By Robin Murray
Classification isn’t all-important. What’s crucial is that we recognise cannabis does increase the risk of schizophrenia.
The Advisory Council on the Misuse of Drugs (ACMD), on which Professor David Nutt sits, has an unfortunate history in relation to cannabis. In 2002, it boobed by advising David Blunkett, then home secretary, that there were no serious mental health consequences of cannabis use; the council had done a sloppy job of reviewing the evidence. Since that time, they have been trying to regain credibility, and now accept that heavy use of cannabis is a risk factor for psychotic illnesses including schizophrenia. However, Professor Nutt’s comments demonstrate how difficult it has been for some members of the committee to accept their error.
Professor Nutt states that, in 2007, the ACMD were asked to review the situation again because “supposedly, skunk use had been increasing and it was getting stronger”. In fact, the ACMD itself concluded that street cannabis was getting more potent and a Department of Health survey has shown that skunk has been taking an ever-larger share of the market.
Professor Nutt states that “there has been a lot of commentary and some research as to whether cannabis is associated with schizophrenia.” It is crystal clear that people with schizophrenia use more cannabis than the general population; there is no dispute about this. The question is whether the use of cannabis contributes to the onset of psychosis including schizophrenia in a causal manner. Here the evidence, although not yet conclusive, has been mounting steadily over the past six years.
Professor Nutt contrasts a 2.6 fold increase in risk of psychosis carried by using cannabis with a twentyfold increase in risk of lung cancer if one smokes cigarettes. Unfortunately, he is not comparing like with like. The twentyfold increased risk is not carried by just being a cigarette smoker but rather by being a long-term heavy smoker. For cannabis, the risk of psychosis goes up to about six times if one is a long-term heavy cannabis smoker.

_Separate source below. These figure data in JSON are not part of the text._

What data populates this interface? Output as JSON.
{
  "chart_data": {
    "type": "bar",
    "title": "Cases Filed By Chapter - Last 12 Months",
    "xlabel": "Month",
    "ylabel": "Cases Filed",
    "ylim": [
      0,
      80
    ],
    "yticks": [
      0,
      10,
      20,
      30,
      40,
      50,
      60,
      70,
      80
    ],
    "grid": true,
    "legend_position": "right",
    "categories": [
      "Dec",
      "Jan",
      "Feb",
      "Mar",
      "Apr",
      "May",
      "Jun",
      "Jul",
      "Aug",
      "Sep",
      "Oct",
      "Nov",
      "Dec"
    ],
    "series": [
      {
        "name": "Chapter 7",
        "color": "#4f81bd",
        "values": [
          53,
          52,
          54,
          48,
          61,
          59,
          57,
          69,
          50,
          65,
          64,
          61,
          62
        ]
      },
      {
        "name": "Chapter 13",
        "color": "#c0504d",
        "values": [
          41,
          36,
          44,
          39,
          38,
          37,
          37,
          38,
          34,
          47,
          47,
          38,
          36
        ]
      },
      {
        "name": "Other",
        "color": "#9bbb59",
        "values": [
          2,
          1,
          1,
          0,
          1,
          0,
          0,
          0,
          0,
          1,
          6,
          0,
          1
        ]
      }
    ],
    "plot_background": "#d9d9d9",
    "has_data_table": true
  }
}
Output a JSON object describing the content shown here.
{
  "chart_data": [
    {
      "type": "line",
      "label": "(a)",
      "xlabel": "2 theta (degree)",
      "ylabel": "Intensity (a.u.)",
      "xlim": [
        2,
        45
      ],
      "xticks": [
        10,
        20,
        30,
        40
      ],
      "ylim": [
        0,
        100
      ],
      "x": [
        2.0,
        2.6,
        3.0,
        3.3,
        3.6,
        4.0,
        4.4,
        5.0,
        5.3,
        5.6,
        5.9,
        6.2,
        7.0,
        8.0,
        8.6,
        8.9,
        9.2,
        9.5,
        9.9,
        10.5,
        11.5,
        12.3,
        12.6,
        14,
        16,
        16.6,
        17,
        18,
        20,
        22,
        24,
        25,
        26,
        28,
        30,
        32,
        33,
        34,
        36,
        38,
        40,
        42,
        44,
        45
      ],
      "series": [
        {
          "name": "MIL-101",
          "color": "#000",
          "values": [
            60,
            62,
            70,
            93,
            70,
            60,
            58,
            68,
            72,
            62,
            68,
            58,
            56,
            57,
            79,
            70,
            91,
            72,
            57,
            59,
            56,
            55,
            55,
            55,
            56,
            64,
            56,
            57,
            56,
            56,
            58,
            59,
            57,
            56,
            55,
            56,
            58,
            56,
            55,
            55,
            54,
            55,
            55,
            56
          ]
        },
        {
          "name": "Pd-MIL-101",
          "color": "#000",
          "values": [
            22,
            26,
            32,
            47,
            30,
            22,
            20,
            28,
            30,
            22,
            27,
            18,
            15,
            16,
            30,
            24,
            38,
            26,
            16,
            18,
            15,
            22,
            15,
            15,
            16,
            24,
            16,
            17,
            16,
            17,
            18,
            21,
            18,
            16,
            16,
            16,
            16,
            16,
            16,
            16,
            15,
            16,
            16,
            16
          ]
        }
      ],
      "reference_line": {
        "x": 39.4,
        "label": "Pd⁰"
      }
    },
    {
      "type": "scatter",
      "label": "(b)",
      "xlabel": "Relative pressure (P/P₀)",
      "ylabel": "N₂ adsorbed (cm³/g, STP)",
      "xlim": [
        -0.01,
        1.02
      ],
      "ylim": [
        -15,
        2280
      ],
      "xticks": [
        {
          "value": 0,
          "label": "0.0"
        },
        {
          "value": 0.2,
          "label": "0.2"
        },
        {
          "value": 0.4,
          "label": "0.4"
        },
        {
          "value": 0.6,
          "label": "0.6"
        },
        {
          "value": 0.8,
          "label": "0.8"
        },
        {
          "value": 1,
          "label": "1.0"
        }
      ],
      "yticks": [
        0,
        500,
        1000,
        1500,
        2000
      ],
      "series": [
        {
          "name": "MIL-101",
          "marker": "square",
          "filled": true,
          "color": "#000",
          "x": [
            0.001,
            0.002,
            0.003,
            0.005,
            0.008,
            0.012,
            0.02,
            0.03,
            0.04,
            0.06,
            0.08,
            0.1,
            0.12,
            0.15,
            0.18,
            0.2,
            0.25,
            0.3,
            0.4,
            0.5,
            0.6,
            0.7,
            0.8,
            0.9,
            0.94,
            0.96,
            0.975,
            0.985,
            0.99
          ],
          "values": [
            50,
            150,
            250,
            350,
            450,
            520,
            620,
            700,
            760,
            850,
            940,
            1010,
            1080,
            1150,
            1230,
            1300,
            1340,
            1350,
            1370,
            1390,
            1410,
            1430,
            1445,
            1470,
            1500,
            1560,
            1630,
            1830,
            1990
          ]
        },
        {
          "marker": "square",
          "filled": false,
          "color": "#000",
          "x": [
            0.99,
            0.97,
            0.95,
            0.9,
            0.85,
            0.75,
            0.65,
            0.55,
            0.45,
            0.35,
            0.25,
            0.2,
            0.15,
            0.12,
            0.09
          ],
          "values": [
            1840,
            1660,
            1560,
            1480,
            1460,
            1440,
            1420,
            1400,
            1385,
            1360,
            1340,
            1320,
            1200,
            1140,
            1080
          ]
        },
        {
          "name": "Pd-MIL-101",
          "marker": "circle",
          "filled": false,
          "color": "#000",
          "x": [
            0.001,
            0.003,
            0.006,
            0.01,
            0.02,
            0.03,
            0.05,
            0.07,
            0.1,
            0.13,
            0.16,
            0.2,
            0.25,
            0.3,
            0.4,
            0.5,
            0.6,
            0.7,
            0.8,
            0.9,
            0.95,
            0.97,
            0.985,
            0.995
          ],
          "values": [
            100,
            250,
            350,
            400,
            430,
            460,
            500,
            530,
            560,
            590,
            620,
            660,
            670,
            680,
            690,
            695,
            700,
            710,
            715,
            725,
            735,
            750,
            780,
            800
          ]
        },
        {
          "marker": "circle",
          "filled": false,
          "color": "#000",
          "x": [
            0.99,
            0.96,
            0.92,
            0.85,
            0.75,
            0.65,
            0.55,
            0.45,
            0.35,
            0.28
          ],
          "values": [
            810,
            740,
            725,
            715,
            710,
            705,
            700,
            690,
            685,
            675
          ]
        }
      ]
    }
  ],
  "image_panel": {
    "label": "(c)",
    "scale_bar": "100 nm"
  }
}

Next Professor Nutt claims that the incidence of schizophrenia is falling while consumption of skunk has been rising. Sadly, the paper he points to is a study of diagnosis in general practice and we know that GP records on psychosis are far from accurate. The only good longitudinal data on the incidence of schizophrenia in the UK comes from south London, where the incidence doubled between 1964 and 1999. There are probably several factors contributing to this but abuse of drugs is likely to be one.
Personally, I care little whether cannabis is classified as a class B or class C drug. Fourteen year olds starting daily cannabis use do not agonise over its exact classification; many do not even think it is a drug and few have any knowledge of its hazards. By comparison, most adults in the UK drink alcohol in moderation, but do so in the knowledge that drinking a bottle of vodka a day is likely to be injurious to health, and few are in favour of daily drinking from age 14 years.
Both Professor Nutt and I agree that what we need is a major educational campaign to inform the public about the risks associated with heavy use of cannabis particularly in early adolescence. Fortunately, there has been some progress in public understanding and, as a consequence, use of cannabis has been falling for the past five years.